Even if your situation isn’t that extreme, it’s still a fair point. A lot of talk about journey mapping is done with the assumption that you’re approaching it from the top-down with all departments represented. You can do customer journey mapping within a single department, but it’s not as effective as having representatives from every stage of the customer’s journey in the room.
What if you don’t have a canonical customer journey map at your company? Is the customer journey still useful? Absolutely. As you discover problems at particular touchpoints, you can use those problems to “walk back the customer journey” and discover ways that you could have prevented the problem touchpoint from occurring by delivering a better experience earlier in the process. Let’s take a look.
Photo by Hugues de BUYER-MIMEURE on Unsplash
A Problem at Renewal Time
Here’s a story¹:
“We’ve got a problem. E-comm Co. is threatening not to renew their FullStory contract if we can’t address their performance concerns.”
“What performance concerns? We’ve been live on their site for a year and everything has been fine.”
“They ran a Google Lighthouse report and they’re saying we’re slowing them down.”
“Okay, right—I’ll get an engineer on this ASAP.”
A brief overview: FullStory helps you understand the experience of your digital customers through session replay.
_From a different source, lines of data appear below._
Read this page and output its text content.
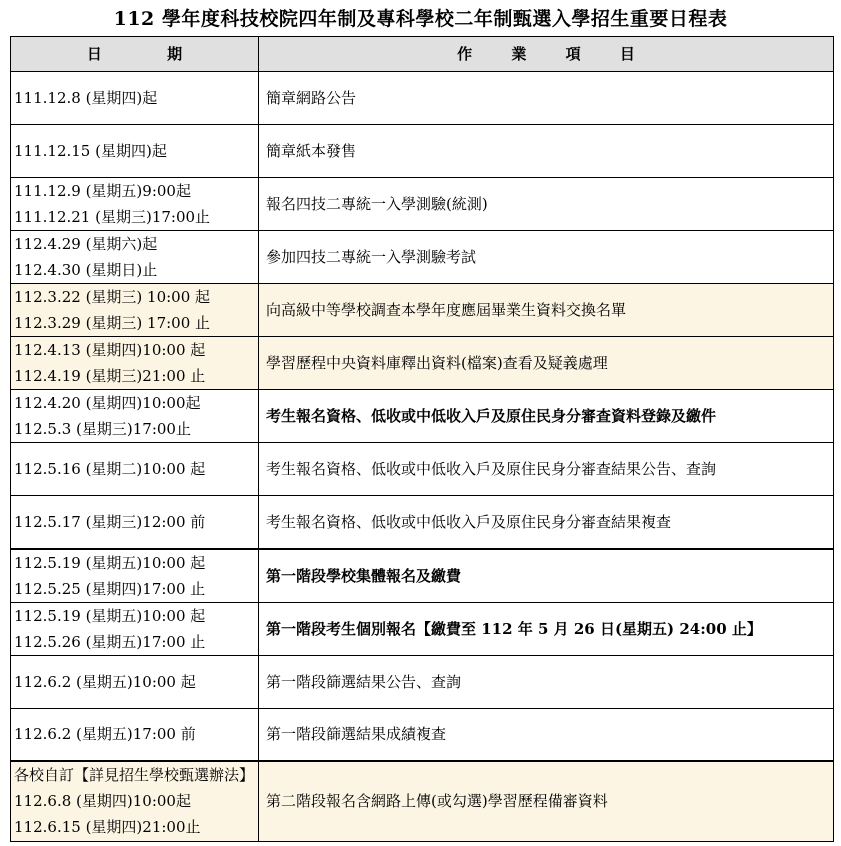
112 學年度科技校院四年制及專科學校二年制甄選入學招生重要日程表
日 期	作 業 項 目

111.12.8 (星期四)起	簡章網路公告

111.12.15 (星期四)起	簡章紙本發售

111.12.9 (星期五)9:00起
111.12.21 (星期三)17:00止	報名四技二專統一入學測驗(統測)

112.4.29 (星期六)起
112.4.30 (星期日)止	參加四技二專統一入學測驗考試

112.3.22 (星期三) 10:00 起
112.3.29 (星期三) 17:00 止	向高級中等學校調查本學年度應屆畢業生資料交換名單

112.4.13 (星期四)10:00 起
112.4.19 (星期三)21:00 止	學習歷程中央資料庫釋出資料(檔案)查看及疑義處理

112.4.20 (星期四)10:00起
112.5.3 (星期三)17:00止	考生報名資格、低收或中低收入戶及原住民身分審查資料登錄及繳件

112.5.16 (星期二)10:00 起	考生報名資格、低收或中低收入戶及原住民身分審查結果公告、查詢

112.5.17 (星期三)12:00 前	考生報名資格、低收或中低收入戶及原住民身分審查結果複查

112.5.19 (星期五)10:00 起
112.5.25 (星期四)17:00 止	第一階段學校集體報名及繳費

112.5.19 (星期五)10:00 起
112.5.26 (星期五)17:00 止	第一階段考生個別報名【繳費至 112 年 5 月 26 日(星期五) 24:00 止】

112.6.2 (星期五)10:00 起	第一階段篩選結果公告、查詢

112.6.2 (星期五)17:00 前	第一階段篩選結果成績複查

各校自訂【詳見招生學校甄選辦法】
112.6.8 (星期四)10:00起
112.6.15 (星期四)21:00止	第二階段報名含網路上傳(或勾選)學習歷程備審資料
The way it works is that you put a bit of JavaScript (a “tag”) on your site and then everything sort of magically just works. Sessions get recorded and you get to go improve the experience for your customers because, voila!, you can actually see them.
Now, any code you add to your site will have a performance cost, even if it is imperceptible to the user. But “imperceptible to the user” might not matter. If Google Lighthouse—the performance profiling tool that has the world’s largest search engine in its name—shows some murky numbers and says you’re slow, and if this causes a problem for your customer—even if you have a very reasonable explanation for the numbers!—your customer’s problem is now your problem.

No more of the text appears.